Information sur suppression de la valeur locative en Suisse

Suppression de la valeur locative en Suisse pour les résidences principales

A l’instar de la plupart des pays européens, et à la suite d’une initiative parlementaire, la Confédération helvétique supprimera au plus tôt le 1er janvier 2023 la valeur locative des biens immobiliers occupés par leur propriétaire à l’exclusion des résidences secondaires.

L’annonce de cette nouvelle n’a pas fait grand bruit cet été mais elle n’en est pas moins révolutionnaire et changera de manière considérable le système actuel d’imposition des biens immobilier, souvent citée comme injuste par la majorité de la population.

Ce système d’imposition est le germe qui a poussé au fil des ans les résidents helvètes dans un habitat locatif, laissant largement minoritaires les propriétaires.

L’heure des vacances, c’est le moment qu’a choisi l’Administration fédérale des contributions pour communiquer le résultat des travaux parlementaires pour les années 2022 à 2024.

Ces nouvelles dispositions contraindront chaque canton à adopter un changement radical de leur imposition des biens immobiliers occupé par leur propriétaire. En effet un changement majeur interviendra très probablement en 2023, modifiant ainsi la Loi fédérale sur l’harmonisation des impôts directs des cantons et des communes (LHID).
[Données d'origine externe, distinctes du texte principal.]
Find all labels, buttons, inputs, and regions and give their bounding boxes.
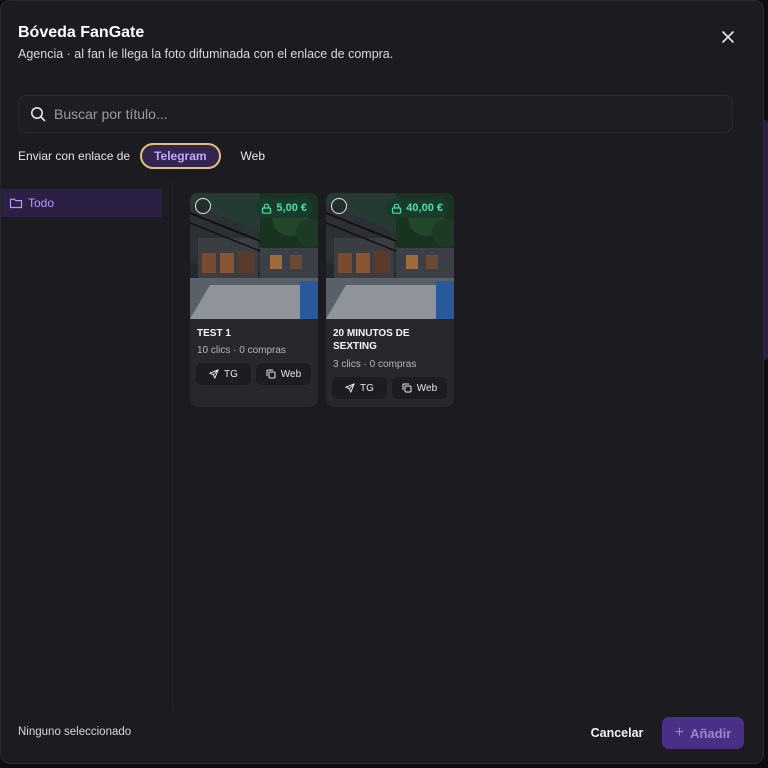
copy-web-link-button[interactable]: Web	[392, 377, 447, 399]
sidebar-item-todo[interactable]: Todo	[1, 189, 162, 217]
send-channel-selector: Enviar con enlace de Telegram Web	[18, 142, 285, 170]
search-box[interactable]	[18, 95, 733, 133]
selection-status: Ninguno seleccionado	[18, 726, 132, 738]
close-icon	[722, 31, 734, 43]
copy-web-link-label: Web	[280, 368, 302, 380]
copy-web-link-button[interactable]: Web	[256, 363, 311, 385]
copy-icon	[266, 369, 276, 379]
folder-sidebar: Todo	[1, 181, 173, 711]
send-icon	[209, 369, 219, 379]
item-actions: TG Web	[332, 377, 447, 399]
send-channel-label: Enviar con enlace de	[18, 149, 131, 163]
item-actions: TG Web	[196, 363, 311, 385]
price-badge: 40,00 €	[385, 198, 449, 218]
lock-icon	[391, 203, 402, 214]
folder-icon	[9, 196, 23, 210]
add-button-label: Añadir	[690, 725, 732, 741]
copy-icon	[402, 383, 412, 393]
send-telegram-label: TG	[224, 368, 238, 380]
dialog-title: Bóveda FanGate	[18, 24, 145, 41]
item-stats: 10 clics · 0 compras	[197, 345, 286, 356]
vault-item-card[interactable]: 5,00 € TEST 1 10 clics · 0 compras TG We…	[190, 193, 318, 407]
send-telegram-label: TG	[360, 382, 374, 394]
cancel-button[interactable]: Cancelar	[581, 717, 653, 749]
sidebar-item-label: Todo	[28, 196, 55, 210]
vault-dialog: Bóveda FanGate Agencia · al fan le llega…	[0, 0, 764, 764]
dialog-subtitle: Agencia · al fan le llega la foto difumi…	[18, 47, 394, 61]
select-item-checkbox[interactable]	[331, 198, 347, 214]
close-button[interactable]	[716, 25, 740, 49]
price-badge: 5,00 €	[255, 198, 313, 218]
send-telegram-button[interactable]: TG	[196, 363, 251, 385]
item-title: 20 MINUTOS DE SEXTING	[333, 328, 410, 352]
vault-item-card[interactable]: 40,00 € 20 MINUTOS DE SEXTING 3 clics · …	[326, 193, 454, 407]
lock-icon	[261, 203, 272, 214]
search-input[interactable]	[54, 106, 694, 122]
add-button[interactable]: + Añadir	[662, 717, 744, 749]
price-text: 5,00 €	[276, 202, 307, 214]
item-title: TEST 1	[197, 328, 231, 339]
send-telegram-button[interactable]: TG	[332, 377, 387, 399]
channel-telegram-button[interactable]: Telegram	[140, 143, 221, 169]
price-text: 40,00 €	[406, 202, 443, 214]
item-stats: 3 clics · 0 compras	[333, 359, 417, 370]
channel-web-button[interactable]: Web	[229, 143, 277, 169]
copy-web-link-label: Web	[416, 382, 438, 394]
send-icon	[345, 383, 355, 393]
search-icon	[30, 106, 46, 122]
plus-icon: +	[674, 724, 685, 741]
select-item-checkbox[interactable]	[195, 198, 211, 214]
En bref, la suppression de la valeur locative pour les logements destinés à l’usage principal des personnes physiques, s’accompagnera également de la suppression de la déduction des intérêts passifs (intérêts hypothécaires) ainsi que des charges et frais d’entretien y relatifs.

Cette nouvelle disposition fera probablement exception des investissements destinés aux économies d’énergie., lesquels pourront être déduits.

En outre l’introduction d’une nouvelle déduction destinée aux nouveaux propriétaires sera admise. Sans que l’on sache réellement ce que cache cette nouvelle disposition elle constituera probablement une mesure provisoire dans le temps.

En perspective la situation s’améliorera pour les nouveaux propriétaires mais également pour les retraités, notamment pour ceux qui ont amorti leur bien avant leur retraite.

Le nouveau dispositif incitera les propriétaires à amortir l’hypothèque durant la possession du bien, ils ne trouveront aucun avantage fiscal à maintenir une dette et par conséquent à payer les intérêts qui y sont liés.

Les retraités ayant amorti leur bien, ne seront plus contraints de payer des impôts sur la valeur locative ; restera probablement une taxe foncière ou l’impôt immobilier complémentaire (IIC) de 1 pour mille de la valeur fiscale du bien, indépendamment de l’impôt sur la fortune.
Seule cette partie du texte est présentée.